A couple of years ago, I worked for a documentation software company. We made a clever software that saved doctors, lawyers and other important people like police lots of time when they were making documents.
My job was to reach new prospective customers in these large organisations with advertisements, content and experiences that:
1. Educated them about their problem
2. Positioned our products as the solution
The problem was, I was never going to fully understand every customer's problem or what they needed as a solution. I was in a small office in New Zealand and we sold to loads of different industries all over the world.
I ended up producing a lot of generic and boring stuff before I figured something out.
Industry expertise and in-depth subject matter knowledge are tools for opening doors and building trust. Without those, marketing and sales teams will struggle to provide value to prospects.
Without subject matter expertise, marketing doesn't work.

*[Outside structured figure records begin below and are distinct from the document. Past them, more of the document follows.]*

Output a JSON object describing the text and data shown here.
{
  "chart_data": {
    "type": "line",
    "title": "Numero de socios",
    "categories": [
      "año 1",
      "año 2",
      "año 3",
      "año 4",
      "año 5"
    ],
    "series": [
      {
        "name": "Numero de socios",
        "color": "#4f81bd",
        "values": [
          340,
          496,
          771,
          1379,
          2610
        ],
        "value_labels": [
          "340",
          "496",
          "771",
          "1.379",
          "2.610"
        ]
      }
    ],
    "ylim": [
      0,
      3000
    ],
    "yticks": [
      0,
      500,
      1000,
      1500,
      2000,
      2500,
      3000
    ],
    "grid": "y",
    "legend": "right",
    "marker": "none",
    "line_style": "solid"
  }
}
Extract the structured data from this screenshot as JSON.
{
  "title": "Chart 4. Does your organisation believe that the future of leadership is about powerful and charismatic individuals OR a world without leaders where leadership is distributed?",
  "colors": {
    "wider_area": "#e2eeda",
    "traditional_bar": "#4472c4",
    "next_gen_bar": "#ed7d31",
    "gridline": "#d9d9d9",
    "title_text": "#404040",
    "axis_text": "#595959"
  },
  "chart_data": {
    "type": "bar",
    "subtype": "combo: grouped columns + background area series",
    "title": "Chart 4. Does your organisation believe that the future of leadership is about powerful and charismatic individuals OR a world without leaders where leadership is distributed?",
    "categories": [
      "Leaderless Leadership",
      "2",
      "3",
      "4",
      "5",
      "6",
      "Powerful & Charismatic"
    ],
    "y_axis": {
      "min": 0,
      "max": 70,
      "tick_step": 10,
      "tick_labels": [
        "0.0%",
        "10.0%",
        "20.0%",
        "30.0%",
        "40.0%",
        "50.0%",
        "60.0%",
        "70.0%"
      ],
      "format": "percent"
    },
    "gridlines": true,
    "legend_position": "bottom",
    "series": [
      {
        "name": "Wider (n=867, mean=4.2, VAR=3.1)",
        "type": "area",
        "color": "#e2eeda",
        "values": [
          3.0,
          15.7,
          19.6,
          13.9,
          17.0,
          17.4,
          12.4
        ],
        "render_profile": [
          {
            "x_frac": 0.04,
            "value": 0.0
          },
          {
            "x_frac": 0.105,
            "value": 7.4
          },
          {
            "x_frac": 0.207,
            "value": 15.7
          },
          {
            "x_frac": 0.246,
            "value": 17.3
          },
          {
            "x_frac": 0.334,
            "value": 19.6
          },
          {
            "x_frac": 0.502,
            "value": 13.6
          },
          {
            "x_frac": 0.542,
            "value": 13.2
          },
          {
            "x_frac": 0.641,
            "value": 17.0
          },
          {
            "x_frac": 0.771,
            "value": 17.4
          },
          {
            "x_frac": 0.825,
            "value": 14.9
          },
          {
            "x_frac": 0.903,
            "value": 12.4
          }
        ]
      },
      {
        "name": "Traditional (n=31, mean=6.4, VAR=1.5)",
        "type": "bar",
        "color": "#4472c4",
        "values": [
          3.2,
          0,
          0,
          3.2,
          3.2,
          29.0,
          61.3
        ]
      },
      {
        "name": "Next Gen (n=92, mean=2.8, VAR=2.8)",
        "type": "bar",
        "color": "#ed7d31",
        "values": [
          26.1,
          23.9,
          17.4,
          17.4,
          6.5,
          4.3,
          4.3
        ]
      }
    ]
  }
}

The way we solved this problem was that we, as the head office, worked with customer-facing teams to build the tools they needed to reach customers. We had to give up some of our leadership on small things like exactly how a survey would run or how a client audit was put together - but marketing was able to be the overall leader of the process.
Sales provided the customer know-how, our experts provided the industry knowledge and marketing provided the leadership and marketing capability to make it all happen.
Once we nailed this process, we replicated in each region. Our marketing was much more focused and our customers valued rather than avoided it.